Four Years After Iraq Invasion

Four Years After Iraq Invasion

Residents demand immediate stop to war.

Richard Schrader’s son, a 24-year-old veteran of the Iraq War and a father of a 2-year-old, was diagnosed with post-traumatic stress disorder in December. The military, however, changed his diagnosis to anger management, deeming him ready for combat and therefore redeployment.

“Luckily we had family resources that could stop that, but there are many out there who do not have those resources,” said Schrader at a candlelight vigil attended by roughly 50 people at the Unitarian Universalist Church (UUC) in Reston on Monday night. The vigil marked the fourth anniversary of the Iraq War.

Schrader, a Herndon resident, said the community should remember those who returned from Iraq as well as the U.S. servicemen killed there, more than 3,000 of them. “Let’s not forget those who came back and are hurting,” he said. “My son hasn’t slept in months. Somebody’s got to stop this craziness.” Schrader attended the vigil to let other people know they are not alone in thinking the war is futile. “A lot of people are afraid to speak out,” he said, because they fear being dubbed unpatriotic.

Hank Blakely, chairman of the UUC’s Social Justice Committee, said he is asking American leaders to stop the war now, not 18 months, not a year and not six months from now. “We’re speaking as their employers. We’re speaking as the outraged driven to action,” said Blakely. He encouraged those attending the vigil to become involved in the effort to stop the war. He said they had to be persistent in asking their elected officials to do so. “We’re asking our leaders a very simple thing. Stop killing our children and stop making our children kill other children,” he said.

A FAIRFAX AREA resident, Jarrett Marquis, said it was important to remember the U.S. soldiers who lost their lives in the war, but it was also important to remember the Iraqi casualties. “Let’s not forget over 60,000 Iraqis who have died since this war started,” said Marquis.

Reston resident since 1971, and math teacher at Chantilly High School, Barbara Burleson, wears a necklace with a peace sign. “My father died in World War II and I lost friends and students in Vietnam, and now we’re in this ridiculous war,” said Burleson.
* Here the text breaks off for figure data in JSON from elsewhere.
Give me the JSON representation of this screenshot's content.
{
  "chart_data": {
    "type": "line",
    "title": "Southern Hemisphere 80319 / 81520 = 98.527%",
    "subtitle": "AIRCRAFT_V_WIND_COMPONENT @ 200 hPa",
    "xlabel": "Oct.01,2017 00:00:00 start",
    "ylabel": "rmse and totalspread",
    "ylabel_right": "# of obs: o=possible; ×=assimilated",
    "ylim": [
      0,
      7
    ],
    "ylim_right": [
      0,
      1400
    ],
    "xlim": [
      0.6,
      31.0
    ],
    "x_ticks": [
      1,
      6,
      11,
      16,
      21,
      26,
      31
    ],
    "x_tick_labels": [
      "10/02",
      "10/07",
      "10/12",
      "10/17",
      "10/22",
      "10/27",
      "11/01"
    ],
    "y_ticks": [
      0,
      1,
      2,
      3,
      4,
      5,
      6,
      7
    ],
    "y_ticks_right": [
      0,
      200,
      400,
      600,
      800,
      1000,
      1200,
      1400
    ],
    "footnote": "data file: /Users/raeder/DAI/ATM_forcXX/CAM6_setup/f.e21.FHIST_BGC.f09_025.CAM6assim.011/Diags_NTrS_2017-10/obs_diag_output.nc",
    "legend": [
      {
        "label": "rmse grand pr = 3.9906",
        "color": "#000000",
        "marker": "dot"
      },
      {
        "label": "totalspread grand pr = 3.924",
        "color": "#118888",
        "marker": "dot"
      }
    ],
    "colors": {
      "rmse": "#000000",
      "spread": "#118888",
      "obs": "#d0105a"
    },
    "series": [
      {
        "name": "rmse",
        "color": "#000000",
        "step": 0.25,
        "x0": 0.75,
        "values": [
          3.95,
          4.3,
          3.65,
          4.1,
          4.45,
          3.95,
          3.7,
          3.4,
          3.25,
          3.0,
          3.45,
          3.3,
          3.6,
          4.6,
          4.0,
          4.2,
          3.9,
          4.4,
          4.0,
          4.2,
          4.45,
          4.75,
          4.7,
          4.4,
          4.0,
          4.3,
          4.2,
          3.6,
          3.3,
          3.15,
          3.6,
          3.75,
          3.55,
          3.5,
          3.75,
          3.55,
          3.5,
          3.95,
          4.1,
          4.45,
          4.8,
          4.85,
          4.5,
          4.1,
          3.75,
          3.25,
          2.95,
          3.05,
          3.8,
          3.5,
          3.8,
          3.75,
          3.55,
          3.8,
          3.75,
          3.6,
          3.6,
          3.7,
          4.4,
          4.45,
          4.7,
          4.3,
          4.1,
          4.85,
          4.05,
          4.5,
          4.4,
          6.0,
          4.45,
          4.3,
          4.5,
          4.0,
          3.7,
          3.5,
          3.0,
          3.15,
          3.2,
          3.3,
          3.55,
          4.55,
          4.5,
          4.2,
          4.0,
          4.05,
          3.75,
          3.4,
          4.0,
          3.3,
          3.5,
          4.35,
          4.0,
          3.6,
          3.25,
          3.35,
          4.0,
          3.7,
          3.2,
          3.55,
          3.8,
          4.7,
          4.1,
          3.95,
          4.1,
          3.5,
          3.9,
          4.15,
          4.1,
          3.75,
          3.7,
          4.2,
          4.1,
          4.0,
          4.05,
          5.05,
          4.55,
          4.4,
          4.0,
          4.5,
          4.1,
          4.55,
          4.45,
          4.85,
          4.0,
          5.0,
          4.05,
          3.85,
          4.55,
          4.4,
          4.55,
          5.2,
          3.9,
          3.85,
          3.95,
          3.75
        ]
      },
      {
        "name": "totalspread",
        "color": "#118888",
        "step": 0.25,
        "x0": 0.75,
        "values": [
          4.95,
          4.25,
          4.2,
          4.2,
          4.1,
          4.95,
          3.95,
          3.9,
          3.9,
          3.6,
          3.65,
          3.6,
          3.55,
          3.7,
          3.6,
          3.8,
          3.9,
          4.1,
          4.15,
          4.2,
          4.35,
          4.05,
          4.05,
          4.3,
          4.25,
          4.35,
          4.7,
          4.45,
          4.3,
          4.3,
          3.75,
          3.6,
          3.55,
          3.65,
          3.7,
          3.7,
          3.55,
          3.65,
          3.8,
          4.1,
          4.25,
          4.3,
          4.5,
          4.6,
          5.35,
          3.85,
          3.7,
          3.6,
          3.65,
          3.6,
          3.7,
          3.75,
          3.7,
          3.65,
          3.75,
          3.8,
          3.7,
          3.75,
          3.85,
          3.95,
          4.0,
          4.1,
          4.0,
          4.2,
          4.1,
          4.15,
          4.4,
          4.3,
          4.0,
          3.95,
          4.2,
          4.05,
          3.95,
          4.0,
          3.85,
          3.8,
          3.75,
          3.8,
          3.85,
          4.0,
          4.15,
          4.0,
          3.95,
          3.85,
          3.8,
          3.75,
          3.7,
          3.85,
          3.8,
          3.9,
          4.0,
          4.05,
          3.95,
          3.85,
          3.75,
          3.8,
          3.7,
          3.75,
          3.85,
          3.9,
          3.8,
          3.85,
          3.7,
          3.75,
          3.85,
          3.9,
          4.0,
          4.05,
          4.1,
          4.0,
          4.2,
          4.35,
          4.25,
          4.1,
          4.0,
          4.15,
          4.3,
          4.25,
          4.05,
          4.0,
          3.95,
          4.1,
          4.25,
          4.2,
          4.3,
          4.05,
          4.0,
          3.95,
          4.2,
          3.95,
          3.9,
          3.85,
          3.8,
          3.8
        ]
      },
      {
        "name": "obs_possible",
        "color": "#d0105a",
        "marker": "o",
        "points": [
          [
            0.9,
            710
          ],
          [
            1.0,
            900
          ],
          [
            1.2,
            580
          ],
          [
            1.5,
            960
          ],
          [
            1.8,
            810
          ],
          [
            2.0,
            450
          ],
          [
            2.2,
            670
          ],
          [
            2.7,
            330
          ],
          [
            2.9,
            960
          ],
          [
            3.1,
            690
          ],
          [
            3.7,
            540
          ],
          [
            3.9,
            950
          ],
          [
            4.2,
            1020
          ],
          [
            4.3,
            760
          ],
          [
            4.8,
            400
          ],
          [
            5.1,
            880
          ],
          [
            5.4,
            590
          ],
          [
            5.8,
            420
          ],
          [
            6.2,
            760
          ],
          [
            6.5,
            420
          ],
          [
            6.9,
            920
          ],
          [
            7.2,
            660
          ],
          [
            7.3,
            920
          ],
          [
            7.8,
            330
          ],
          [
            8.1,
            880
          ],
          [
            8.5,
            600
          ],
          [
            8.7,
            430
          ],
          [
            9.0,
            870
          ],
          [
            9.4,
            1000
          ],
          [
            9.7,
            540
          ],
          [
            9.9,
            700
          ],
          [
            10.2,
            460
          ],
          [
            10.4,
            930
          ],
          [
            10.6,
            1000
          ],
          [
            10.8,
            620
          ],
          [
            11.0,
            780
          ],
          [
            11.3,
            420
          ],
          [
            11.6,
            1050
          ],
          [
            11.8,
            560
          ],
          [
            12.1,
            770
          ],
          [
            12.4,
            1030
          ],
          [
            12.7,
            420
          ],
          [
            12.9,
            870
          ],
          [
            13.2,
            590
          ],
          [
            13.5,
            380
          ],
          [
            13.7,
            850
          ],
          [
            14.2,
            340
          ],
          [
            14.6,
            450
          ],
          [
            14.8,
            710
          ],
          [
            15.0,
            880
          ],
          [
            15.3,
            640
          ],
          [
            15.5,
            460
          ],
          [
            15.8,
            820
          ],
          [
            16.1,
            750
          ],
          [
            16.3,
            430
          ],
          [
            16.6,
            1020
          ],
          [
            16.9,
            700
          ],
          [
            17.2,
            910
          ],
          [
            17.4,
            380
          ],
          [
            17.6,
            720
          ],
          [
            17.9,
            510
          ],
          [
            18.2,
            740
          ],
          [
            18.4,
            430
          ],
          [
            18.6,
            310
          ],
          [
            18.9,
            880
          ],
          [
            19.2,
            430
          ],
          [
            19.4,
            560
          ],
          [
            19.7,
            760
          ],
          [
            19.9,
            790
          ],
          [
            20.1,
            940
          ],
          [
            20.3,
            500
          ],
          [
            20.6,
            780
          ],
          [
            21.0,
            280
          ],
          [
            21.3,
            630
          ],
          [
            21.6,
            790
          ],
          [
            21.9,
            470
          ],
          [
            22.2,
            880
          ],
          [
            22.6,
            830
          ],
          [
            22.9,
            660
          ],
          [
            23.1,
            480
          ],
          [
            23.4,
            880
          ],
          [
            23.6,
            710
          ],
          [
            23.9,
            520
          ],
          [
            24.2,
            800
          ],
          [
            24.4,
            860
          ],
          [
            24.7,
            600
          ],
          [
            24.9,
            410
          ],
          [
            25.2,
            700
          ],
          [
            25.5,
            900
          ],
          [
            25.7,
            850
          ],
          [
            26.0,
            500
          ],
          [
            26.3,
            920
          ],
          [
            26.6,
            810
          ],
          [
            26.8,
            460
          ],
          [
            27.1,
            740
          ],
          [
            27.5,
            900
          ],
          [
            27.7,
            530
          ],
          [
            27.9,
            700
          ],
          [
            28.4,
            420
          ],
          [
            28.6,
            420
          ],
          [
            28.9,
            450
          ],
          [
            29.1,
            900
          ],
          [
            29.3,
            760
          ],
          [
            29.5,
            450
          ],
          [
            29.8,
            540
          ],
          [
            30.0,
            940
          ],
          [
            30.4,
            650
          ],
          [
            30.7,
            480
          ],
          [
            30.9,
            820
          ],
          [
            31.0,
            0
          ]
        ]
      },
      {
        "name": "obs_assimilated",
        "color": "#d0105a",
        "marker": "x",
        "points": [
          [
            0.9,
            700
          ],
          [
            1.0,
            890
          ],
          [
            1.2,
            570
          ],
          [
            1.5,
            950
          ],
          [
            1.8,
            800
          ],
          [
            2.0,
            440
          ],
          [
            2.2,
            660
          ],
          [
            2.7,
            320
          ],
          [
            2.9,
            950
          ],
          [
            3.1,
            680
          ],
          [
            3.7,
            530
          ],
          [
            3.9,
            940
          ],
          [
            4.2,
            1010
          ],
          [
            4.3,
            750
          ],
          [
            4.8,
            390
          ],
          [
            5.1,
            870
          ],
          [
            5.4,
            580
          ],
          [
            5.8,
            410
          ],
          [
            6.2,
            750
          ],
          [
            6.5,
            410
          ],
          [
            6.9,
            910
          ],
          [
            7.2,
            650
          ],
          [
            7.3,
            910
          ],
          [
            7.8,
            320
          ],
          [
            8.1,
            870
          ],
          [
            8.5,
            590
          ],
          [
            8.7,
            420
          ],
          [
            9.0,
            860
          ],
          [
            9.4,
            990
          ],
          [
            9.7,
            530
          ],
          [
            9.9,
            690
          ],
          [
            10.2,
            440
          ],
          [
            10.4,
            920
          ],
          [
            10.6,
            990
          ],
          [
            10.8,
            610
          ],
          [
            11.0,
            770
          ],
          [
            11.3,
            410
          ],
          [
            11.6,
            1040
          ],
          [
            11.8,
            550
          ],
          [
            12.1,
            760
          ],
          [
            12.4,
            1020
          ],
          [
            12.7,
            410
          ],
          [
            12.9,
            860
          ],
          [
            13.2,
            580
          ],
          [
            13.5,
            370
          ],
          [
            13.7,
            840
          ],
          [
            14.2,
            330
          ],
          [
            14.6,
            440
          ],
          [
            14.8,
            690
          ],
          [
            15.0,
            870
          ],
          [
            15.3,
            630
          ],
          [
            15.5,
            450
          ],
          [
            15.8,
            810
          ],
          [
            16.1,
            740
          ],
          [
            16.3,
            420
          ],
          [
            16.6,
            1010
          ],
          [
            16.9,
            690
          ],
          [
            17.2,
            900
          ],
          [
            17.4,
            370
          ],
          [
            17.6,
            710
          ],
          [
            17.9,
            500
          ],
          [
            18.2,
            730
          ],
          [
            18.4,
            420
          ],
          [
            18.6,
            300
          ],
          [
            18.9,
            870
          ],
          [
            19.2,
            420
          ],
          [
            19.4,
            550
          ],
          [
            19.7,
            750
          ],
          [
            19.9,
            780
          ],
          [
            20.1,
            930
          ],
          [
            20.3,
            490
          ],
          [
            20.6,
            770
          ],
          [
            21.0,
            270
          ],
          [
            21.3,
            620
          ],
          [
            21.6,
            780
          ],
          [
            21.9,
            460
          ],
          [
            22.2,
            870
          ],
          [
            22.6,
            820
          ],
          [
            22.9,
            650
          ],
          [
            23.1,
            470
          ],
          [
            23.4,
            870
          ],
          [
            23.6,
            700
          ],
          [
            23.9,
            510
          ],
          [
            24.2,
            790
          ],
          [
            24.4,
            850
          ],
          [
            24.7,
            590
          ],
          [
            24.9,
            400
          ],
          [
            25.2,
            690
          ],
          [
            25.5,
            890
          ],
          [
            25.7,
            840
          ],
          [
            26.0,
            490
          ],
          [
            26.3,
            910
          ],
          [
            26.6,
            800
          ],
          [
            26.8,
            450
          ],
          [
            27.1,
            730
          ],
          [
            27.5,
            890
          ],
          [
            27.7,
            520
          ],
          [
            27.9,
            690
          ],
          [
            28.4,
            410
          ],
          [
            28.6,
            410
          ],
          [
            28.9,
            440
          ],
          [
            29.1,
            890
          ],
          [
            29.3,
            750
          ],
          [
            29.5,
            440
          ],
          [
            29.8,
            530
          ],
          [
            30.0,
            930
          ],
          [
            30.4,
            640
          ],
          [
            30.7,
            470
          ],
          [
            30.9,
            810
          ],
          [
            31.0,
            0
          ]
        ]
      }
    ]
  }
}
She said people needed to voice disapproval of American leadership by voting appropriately and being vocal. She believes November’s elections were a sign of that disapproval.

“We need to just keep hammering our representatives,” said Marquis. He thought November’s elections would bring a change to the war plan, but said the new Congress lacked conviction and courage to stop the funding and set a date for troop withdrawal.

“We need to keep talking to friends and become personal evangelists for stopping the war,” said Blakely. He said he recognized that ending the war in Iraq quickly would be a disaster. However, staying in Iraq would prove a bigger disaster, he said.

“This is a call to action,” said Arlene Krieger about the vigil. She hopes it motivated those in attendance to demand from their representatives an immediate withdrawal of U.S. troops from Iraq.

Doug Sedgwick, 47 of Herndon, sang and performed John Lennon’s song "Imagine" on the guitar before other community members read testimonies from families of U.S. soldiers killed in Iraq. Those who were remembered ranged from a 19-year-old private from Arkansas to a 26-year-old California lieutenant. Monday night’s vigil in Reston was one of more than 1,000 such events held across the nation, supported by, a progressive political action committee.